Hello the doctor, passed or took place Check-up and following results have been received:
WBC - 8.5 10 3/mm 3
RBC - 5.67 H 10 6/mm 3
HGB - 11.4 g/dl
MCV - 66 L * m 3
Fe - 126 K: 60 140 ug/dl
E: 80 159 ug/dl
svjazyvaemost Fe
327 291 430 ug/dl
Hb A 77.0
Hb F 17.2
Hb A2 5.8
As I have understood it is a question about Thalassaemia major or minor. The matter is that I live in Istanbul and it would be desirable
To receive it is more than information on this illness or disease on
The native language. Whether the probability of inheritance is great
Children (at me their two)? Whether there is a risk of a degeneration
Illnesses or Diseases in more dangerous form? Whether pertinently any treatment? If will give exhaustive information, or specify where it or her to find, I shall be rather grateful.

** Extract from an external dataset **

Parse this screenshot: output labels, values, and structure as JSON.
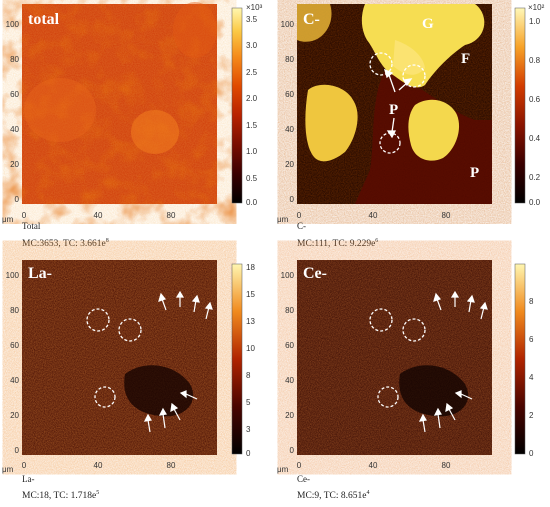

Hello Ira. Considering data of analyses about halassemia major speech does not go. It is more serious situation accompanied a deep anemia and replaceable transfusions of a packed red cells. At you beta-a thalassemia a minor (Thalassemia minor or still it or her name Thalassemia trait). This hereditary disease with autosomno-a dominant or prepotent principle of inheritance. At beta to a thalassemia presence of a mutation in a gene beta to a chain globina leads to disturbance of normal synthesis of a hemoglobin, is concrete to disturbance of synthesis of its or his prevailing fraction (hemoglobin). In the analysis of a blood characteristic changes - a hypochromia and a microcythemia of erythrocytes are marked or celebrated. Parameter MCV (average volume of an erythrocyte) testifies to a microcythemia - in your case MCV is lowered up to 66 fl. To a hypochromia testifies b MCH and MCHC (the average maintenance or contents and concentration of a hemoglobin in an erythrocyte). They are not resulted or brought, but I am assured or confident that are lowered. For beta thalassemias depression of a hemoglobin And and rising of hemoglobin 2, but in an insignificant degree is characteristic. In norm or rate index 2/NvA 1 : 40, at beta thalassemias he decreases. All these laboratory signs at you are present. Specific treatment do not spend, as this situation does not lead to significant clinical changes. Periodically appoint or nominate preparations of Acidum folicum, t. To. At constant, start up also small, a hemolysis of erythrocytes there can be a relative deficiency of Acidum folicum. The risk of a degeneration of illness or disease in more dangerous form is not present. As a rule it or her at all do not find out. I have two patients to whom the diagnosis beta talessemii the minor is put after 60 years. People have lived all life and did not know about these changes. Probability of inheritance by children 1 : 3 if the father is not sick.

To doctor Doronin of Century: - I Thank for exhaustive answer!!!!!!